何曼看见这崔勇顿时觉得有几分尴尬,哪里想到这崔勇却异常憨厚,朝着何曼拱了拱手道:“何将军好身手,俺败的心服口服,嘿嘿,”
张郃看着鼻子头被冻的通红的崔勇,含笑道:“崔将军,快马赶來,辛苦了,不知地图何在,”
崔勇一拍脑门,憨笑两下,从怀里掏出了牛皮地图,双手交给张郃,口中道:“瞧俺这记性,张将军,俺能不能讨两杯水酒吃,吃了俺还得拐回去呢,”
张郃看着这个魁梧的直爽汉子,点了点头道:“好,拿酒來,待到此战大捷之后,郃定与将军喝个痛快,”
崔勇非常高兴,顷刻间,三大碗冒着热气的水酒端了上來,崔勇也不多言,端起碗來,一连三碗,皆是一饮而尽,口中连称痛快,而后朝着张郃、田丰、何曼一拱手道:“后会有期,走了,”
三人送出帐外,只见崔勇飞身上马,顺着古道,头也不回,便消失在了夜色之中。
张郃感慨一声:“是条汉子,”
三人又进的帐中,田丰迫不及待展开崔勇送來的地图,细细观瞧,乍一看与寻找附近乡亲探得情况并无出入,可这仔细一瞧,却发现大有不同。
张郃皱眉道:“这丰宁,三面环水,轲比能怎会选择这么个地方扎寨,”
田丰淡然道:“携义有所不知,这鲜卑族人乃是依靠放牧为生,自然是哪里草好,就走到哪里,可谓居无定所,现在已是深秋时节,轲比能选择丰宁一是为了草,二嘛自然是为了解决士卒的口粮问題,”
何曼听到这里,突然插言道:“军师,要是这样,咱们往水里投毒不就行了,这样不但断了他们的口粮,连水也断了,”
“不可,河流沿岸还有很多无辜的百姓,如若如此,有伤天和,若非万不得已,断然不可如此行事,”田丰斩钉截铁道。
张郃看着地图道:“若我是那轲比能,就会采取诱敌之计,以一支骑兵作为诱饵,引得我大军深入丰宁,而后其率大军掐断我军粮道,如此一來,不战,胜负已分,”

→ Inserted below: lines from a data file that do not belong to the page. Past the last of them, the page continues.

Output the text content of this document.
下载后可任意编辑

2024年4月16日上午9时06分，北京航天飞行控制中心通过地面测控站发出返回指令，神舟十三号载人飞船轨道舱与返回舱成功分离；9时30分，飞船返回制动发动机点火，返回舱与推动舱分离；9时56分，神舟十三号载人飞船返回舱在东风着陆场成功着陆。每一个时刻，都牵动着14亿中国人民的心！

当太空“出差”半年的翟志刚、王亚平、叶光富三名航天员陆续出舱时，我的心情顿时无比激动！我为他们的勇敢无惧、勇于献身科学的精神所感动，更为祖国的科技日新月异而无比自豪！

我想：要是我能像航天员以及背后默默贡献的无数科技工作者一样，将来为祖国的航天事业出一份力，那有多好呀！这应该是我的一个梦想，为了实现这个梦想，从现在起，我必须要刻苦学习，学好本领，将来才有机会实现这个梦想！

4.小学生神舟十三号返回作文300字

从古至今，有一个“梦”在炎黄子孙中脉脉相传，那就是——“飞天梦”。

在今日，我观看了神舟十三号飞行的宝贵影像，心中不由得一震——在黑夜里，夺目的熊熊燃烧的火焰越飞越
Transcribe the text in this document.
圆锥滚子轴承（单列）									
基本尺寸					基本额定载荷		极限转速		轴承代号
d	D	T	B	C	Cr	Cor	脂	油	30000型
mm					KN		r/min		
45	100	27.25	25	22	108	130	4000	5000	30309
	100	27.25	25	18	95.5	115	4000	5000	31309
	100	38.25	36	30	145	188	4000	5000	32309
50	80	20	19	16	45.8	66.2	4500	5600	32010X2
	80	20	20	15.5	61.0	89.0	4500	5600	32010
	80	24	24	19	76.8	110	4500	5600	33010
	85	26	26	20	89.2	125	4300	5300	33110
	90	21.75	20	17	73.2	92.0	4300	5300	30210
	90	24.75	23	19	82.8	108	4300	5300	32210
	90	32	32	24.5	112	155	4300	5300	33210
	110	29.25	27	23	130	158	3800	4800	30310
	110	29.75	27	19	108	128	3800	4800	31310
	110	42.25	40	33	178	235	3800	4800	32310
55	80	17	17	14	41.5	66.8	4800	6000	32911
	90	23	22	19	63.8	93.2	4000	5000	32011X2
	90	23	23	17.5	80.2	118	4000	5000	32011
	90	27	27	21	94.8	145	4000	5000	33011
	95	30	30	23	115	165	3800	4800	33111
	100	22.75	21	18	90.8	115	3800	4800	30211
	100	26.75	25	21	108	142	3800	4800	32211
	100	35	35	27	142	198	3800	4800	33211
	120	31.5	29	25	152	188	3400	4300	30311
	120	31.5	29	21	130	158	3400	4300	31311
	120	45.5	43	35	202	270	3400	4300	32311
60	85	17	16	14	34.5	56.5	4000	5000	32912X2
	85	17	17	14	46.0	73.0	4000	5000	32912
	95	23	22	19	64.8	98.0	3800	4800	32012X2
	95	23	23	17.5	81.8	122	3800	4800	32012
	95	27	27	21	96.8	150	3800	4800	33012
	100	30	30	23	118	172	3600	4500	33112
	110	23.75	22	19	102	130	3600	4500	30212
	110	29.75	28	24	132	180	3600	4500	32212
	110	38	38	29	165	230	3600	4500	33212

田丰眯缝着双眼,看着张郃道:“这掐断我军粮道之处,若是携义会选在哪里呢,,”
张郃丝毫沒有犹豫,脱口道:“就是此地,”
“不错,轲比能熟悉此处地形,屯兵此地,他进可攻,退可逃,实乃万全之策,现今既然已被我等识破,何不将计就计,”
……
幽州,乌桓王,蹋顿府邸。
突兀骨对蹋顿道:“大王,此时正是你我两家共同起事之良机啊,田豫率军远征平州,幽州境内不过一万可战之兵,只要大王您愿意起事,我家大王奉陪到底,”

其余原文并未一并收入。